Carlo Ancelotti, técnico de renome internacional, tem atraído atenção não só pelo desempenho à beira do campo, mas também por um hábito curioso: mascar chiclete durante as partidas. Na estreia como técnico da Seleção Brasileira contra o Equador, ele mascou nove chicletes ao longo dos 90 minutos. Essa prática particular despertou a curiosidade de muitos, destacando o Big League Chew Bubble Gum que ele utiliza. Este chiclete, conhecido por seu sabor duradouro, custa aproximadamente 2 euros na Europa, refletindo o gosto de Ancelotti pelos prazeres simples.
Por que o Chiclete?
O hábito de Ancelotti remonta aos anos 2000, uma época marcada por mudanças nas regras do futebol. Após a proibição do fumo nas bordas dos campos pela FIFA, ele passou a mascar chiclete. Essa substituição provavelmente visa aliviar a tensão e manter a calma durante os jogos, aspectos essenciais no competitivo cenário esportivo.

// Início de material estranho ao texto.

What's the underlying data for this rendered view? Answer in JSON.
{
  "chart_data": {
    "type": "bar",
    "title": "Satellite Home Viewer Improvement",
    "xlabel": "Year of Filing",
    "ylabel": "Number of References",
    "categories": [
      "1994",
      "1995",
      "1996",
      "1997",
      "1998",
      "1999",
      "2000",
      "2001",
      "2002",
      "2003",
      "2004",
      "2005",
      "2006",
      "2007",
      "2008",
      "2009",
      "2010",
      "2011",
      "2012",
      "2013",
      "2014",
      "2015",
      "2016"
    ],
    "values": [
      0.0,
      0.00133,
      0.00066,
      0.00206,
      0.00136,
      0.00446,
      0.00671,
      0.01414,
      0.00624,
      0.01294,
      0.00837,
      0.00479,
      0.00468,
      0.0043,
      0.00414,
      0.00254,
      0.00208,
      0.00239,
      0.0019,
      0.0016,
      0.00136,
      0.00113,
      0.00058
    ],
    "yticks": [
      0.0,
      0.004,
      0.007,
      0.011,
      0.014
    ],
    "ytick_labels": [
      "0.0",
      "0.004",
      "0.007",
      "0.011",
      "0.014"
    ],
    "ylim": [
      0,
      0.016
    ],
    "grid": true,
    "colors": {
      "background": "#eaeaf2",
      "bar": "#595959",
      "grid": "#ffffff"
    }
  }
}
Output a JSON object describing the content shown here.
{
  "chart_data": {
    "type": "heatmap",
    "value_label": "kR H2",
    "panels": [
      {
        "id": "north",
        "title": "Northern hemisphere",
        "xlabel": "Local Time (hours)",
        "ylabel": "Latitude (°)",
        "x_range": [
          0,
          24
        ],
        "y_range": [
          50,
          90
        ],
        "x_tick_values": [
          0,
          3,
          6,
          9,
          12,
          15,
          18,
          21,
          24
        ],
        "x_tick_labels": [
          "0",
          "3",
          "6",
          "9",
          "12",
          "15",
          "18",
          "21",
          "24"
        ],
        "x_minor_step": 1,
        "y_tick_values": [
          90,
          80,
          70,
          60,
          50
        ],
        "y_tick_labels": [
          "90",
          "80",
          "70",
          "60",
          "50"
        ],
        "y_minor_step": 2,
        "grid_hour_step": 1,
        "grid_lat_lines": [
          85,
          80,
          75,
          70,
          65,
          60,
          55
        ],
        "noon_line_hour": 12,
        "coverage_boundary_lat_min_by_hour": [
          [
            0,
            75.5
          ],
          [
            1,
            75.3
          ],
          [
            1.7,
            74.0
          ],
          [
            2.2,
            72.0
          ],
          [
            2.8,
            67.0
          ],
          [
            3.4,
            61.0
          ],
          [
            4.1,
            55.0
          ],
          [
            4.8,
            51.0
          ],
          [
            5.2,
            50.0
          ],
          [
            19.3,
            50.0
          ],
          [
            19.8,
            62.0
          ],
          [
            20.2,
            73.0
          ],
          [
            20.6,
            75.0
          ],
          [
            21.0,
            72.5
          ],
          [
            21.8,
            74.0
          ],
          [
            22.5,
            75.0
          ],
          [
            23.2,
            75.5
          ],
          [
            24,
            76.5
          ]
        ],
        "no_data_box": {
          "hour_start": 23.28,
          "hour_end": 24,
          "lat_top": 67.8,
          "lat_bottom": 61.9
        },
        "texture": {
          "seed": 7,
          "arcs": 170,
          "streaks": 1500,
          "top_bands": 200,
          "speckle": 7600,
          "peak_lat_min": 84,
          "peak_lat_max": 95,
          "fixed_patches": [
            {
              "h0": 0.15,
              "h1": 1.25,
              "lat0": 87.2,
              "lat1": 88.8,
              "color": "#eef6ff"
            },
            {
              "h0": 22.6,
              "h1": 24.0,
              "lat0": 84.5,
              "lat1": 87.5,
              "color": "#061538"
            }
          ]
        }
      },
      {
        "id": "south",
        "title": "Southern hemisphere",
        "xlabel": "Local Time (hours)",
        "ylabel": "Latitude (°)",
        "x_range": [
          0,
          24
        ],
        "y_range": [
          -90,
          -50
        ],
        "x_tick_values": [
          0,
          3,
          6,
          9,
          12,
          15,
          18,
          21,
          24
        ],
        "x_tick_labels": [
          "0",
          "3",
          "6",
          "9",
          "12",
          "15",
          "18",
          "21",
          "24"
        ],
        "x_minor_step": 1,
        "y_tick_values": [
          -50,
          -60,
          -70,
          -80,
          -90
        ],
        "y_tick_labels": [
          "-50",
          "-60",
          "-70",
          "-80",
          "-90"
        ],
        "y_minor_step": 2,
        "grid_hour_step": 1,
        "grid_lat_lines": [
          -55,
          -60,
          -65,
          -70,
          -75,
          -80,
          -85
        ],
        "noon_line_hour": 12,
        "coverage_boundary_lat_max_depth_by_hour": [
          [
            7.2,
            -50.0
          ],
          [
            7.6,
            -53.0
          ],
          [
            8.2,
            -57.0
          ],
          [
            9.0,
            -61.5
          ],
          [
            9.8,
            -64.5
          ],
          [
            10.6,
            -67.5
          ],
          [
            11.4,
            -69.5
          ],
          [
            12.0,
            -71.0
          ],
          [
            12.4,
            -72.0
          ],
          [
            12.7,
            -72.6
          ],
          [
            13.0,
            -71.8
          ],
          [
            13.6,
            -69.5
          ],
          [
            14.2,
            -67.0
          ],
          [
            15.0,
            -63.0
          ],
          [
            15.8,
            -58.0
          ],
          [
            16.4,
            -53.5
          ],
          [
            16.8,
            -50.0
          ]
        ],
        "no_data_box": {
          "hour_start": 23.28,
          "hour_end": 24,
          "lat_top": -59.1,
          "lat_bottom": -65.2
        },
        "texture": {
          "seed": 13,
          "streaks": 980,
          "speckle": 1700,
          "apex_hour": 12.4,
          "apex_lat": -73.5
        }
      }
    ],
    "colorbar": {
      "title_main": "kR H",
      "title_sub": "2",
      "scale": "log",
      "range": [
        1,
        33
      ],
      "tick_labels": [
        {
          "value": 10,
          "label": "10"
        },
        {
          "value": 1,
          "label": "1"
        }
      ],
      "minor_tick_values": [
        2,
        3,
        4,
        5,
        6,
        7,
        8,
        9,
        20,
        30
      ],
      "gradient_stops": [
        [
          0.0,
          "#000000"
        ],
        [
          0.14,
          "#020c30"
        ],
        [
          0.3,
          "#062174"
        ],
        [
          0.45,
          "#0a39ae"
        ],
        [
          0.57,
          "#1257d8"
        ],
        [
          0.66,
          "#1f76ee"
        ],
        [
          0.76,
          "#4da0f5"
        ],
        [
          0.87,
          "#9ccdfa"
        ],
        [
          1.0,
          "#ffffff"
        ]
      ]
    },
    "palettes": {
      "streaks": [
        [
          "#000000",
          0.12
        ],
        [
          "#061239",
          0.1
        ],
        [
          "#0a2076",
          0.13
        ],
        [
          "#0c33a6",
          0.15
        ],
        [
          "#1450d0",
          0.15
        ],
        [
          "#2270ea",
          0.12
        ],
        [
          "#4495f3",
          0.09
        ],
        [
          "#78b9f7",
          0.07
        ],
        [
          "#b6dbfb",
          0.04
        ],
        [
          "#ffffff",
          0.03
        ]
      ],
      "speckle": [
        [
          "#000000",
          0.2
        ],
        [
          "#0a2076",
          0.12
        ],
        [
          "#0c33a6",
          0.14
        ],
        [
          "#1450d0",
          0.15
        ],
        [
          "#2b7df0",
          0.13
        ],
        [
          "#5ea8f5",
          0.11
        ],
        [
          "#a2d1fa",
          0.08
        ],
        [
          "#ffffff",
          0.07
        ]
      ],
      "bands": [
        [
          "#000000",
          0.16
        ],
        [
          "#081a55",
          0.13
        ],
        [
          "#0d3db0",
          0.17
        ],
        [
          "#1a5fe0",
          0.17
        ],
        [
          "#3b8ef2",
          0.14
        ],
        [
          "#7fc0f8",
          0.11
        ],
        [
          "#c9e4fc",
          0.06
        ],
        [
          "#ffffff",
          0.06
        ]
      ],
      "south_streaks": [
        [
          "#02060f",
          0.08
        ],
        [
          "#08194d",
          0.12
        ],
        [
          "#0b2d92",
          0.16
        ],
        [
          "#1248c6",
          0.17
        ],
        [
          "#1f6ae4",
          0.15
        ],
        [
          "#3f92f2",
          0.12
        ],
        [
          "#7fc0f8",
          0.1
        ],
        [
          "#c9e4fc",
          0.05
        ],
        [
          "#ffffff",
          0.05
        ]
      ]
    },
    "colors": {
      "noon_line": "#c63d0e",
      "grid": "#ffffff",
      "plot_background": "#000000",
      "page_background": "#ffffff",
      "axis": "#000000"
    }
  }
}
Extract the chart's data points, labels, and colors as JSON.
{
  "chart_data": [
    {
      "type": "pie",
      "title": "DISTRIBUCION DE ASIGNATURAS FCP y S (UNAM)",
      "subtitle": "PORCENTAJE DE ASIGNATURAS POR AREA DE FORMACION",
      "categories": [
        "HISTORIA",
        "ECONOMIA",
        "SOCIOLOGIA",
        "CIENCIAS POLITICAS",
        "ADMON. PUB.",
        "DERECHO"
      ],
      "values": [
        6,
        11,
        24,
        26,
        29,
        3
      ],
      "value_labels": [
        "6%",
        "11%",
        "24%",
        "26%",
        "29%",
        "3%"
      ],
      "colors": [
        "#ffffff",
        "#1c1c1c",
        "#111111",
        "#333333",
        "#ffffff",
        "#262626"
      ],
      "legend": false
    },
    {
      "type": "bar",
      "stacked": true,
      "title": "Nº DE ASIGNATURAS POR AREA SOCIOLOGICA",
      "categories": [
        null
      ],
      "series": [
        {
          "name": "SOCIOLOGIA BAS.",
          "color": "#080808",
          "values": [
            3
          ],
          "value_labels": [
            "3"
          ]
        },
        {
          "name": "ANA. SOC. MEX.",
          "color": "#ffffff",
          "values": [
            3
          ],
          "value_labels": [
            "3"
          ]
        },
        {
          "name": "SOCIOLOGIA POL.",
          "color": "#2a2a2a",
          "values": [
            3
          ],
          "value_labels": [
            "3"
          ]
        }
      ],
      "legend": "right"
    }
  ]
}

Mascar chiclete se tornou uma das marcas registradas de Ancelotti. Além de proporcionar um alívio pessoal, o hábito pode ser explorado como um elemento de marketing. Especialistas já especulam sobre o potencial desse costume em associar marcas esportivas ao técnico. As empresas podem se interessar em aproveitar a visibilidade de Ancelotti e o uso desse chiclete em suas campanhas promocionais.
O próximo desafio de Ancelotti com a Seleção Brasileira será contra o Paraguai, na NeoQuímica Arena, no dia 10 de junho. Espera-se que ele continue com seu notável hábito durante a partida, reforçando sua presença à beira do campo com calma e estratégia. Em meio à preparação para esse confronto, o uso do chiclete surge não apenas como uma curiosidade, mas como uma estratégia pessoal de gestão de estresse.